The waters that surrounded this regional settlement was a boon to the life of the first inhabitants as it enabled it to be known as a thriving trading center. Here traders from as far as ancient Japan, China and Malaya traveled to exhange goods making use of the China Sea and the many rivers that surround and course through Vigan to transport their wares and people. The region was known during those ancient times as Samtoy. This name was derived from the words sao mi ditoy, which means our language. Traders and visitors to Samtoy not only knew it as a place for trading with locals and foreigners, it was also widely known for its rich gold mines.
When the Spanish expedition headed by Juan de Salcedo arrived in the settlement of Samtoy on the 13th of June in 1557, they made the natural choice of founding a city in the settlement dedicating it to King Ferdinand of Spain. They named the region Ylocos, while the town itself was called Ciudad Fernandina, now known as Vigan. Though the earliest foreign visitors from Japan, China and Malaya did not come to conquer but to trade, some of them stayed and settled in ancient Vigan. Despite the fact that they were not fairly treated by the Spanish when they took power, the Chinese endeavored to remain, working and propagating their craft and intermarrying with the locals.

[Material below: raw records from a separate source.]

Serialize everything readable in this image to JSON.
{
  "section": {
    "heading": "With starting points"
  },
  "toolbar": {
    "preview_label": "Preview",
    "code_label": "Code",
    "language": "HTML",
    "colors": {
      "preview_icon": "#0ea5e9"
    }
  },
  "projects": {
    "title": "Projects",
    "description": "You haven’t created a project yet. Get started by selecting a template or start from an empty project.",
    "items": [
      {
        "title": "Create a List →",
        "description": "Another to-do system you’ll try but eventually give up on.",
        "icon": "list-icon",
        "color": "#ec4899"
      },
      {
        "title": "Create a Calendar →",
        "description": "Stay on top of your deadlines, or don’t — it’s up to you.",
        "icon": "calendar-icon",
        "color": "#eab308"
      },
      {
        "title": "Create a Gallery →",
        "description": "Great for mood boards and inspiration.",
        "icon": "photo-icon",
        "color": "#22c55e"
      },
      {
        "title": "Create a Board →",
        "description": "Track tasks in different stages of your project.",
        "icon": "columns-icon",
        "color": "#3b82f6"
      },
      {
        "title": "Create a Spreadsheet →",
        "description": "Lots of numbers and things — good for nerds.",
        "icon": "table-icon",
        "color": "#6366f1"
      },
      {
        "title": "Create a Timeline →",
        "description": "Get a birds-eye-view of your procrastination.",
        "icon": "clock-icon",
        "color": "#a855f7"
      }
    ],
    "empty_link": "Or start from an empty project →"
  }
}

They were initially relegated to living in the outskirts called Pariancillo. There they produced and traded in goods such as the local wine basi, jars or burnay, lime, indigo, tobacco and the local woven textile called abel. These products reached as far as Europe. Their tenacity and hard work produced an elite class of Filipino Chinese families that became powerful and wealthy enough to further propel the economic growth of Vigan and affect changes not only in the politics and history of the town and the region during the latter part of the Spanish colonization, but the whole country as well.